Lancet study says high-income countries generally have higher utilisation rates of health services than low-income nations
Inefficiency in the quality of health services offered in India and other developing countries is affecting the Universal Health Coverage (UHC) standard for utilisation, a new study says.
The study was released by British journal The Lancet Public Health on December 11, just a day before Universal Health Coverage Day. The day focuses on the burning health issues faced by the world and aims at access to quality essential health care services for all without barriers.

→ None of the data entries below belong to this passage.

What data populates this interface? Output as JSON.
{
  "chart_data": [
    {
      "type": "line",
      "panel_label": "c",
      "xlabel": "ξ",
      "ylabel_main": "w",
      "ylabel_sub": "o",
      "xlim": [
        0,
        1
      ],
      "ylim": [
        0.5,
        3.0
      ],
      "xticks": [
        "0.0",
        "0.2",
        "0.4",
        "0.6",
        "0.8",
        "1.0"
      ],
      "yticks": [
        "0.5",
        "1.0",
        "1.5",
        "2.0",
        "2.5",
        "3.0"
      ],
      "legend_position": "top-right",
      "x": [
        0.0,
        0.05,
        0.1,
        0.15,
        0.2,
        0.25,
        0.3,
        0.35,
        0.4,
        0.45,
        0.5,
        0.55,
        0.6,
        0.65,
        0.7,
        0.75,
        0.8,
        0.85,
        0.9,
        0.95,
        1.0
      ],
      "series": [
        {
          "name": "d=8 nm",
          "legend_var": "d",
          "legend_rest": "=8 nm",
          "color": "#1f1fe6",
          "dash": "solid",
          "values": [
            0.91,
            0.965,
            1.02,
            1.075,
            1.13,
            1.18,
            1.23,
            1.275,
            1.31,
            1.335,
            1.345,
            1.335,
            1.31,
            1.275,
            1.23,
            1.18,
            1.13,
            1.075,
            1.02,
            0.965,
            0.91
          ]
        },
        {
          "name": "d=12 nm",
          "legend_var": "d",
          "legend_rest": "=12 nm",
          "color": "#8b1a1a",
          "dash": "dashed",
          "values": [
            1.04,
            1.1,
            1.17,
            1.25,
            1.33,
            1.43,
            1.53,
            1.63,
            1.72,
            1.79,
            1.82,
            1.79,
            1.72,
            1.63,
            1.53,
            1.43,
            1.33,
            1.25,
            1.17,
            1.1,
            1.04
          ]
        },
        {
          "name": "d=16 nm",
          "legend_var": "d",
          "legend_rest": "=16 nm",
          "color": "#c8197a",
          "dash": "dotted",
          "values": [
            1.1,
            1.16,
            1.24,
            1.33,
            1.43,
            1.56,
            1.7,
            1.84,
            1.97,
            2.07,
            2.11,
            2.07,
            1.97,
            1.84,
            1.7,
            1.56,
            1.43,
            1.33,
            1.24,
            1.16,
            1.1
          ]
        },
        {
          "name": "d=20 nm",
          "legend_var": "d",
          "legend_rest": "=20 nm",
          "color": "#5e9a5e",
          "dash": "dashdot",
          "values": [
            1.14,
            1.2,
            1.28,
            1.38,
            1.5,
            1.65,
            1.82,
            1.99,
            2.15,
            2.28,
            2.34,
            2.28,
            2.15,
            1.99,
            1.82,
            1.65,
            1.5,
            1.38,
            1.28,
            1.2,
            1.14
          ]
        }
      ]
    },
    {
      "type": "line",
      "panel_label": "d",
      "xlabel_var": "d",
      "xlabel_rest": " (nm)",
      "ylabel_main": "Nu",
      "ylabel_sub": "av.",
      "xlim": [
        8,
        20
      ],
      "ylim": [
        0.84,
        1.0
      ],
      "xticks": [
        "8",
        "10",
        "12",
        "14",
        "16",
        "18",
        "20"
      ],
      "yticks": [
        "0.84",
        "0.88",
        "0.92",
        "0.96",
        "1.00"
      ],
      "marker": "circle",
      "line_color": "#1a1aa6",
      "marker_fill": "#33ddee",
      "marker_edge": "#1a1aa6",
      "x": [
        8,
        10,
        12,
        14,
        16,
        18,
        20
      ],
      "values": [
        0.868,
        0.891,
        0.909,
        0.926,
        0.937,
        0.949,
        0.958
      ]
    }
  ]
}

The study estimated the evolution of outpatient visits and inpatient admissions by age and sex for 195 countries from 1990 to 2016.
It found that the quality of health care services is likely to differ between countries.
The researchers compared India and the Netherlands. Many studies have documented the low quality of care in India, and lack of access to basic surgical procedures in hospitals. These inefficiencies affect the production of health care services as well as the type of services provided.
An example of this is the higher gap in the electricity purchased for adjusted health care rather than spending on health care utilisation rates.
Therefore, the costs required to close the gap in UHC will be affected by the costs of increased service quality needed to meet the standard, as well as by the efficiency in the production of these health services in the countries.
The study comes even as the Union government said on December 12 that it would increase the total health expenditure to 2.5 per cent of gross domestic product (GDP) by 2025, from the current 1.15 per cent, with more finance flow to the states, in a bid to achieve UHC.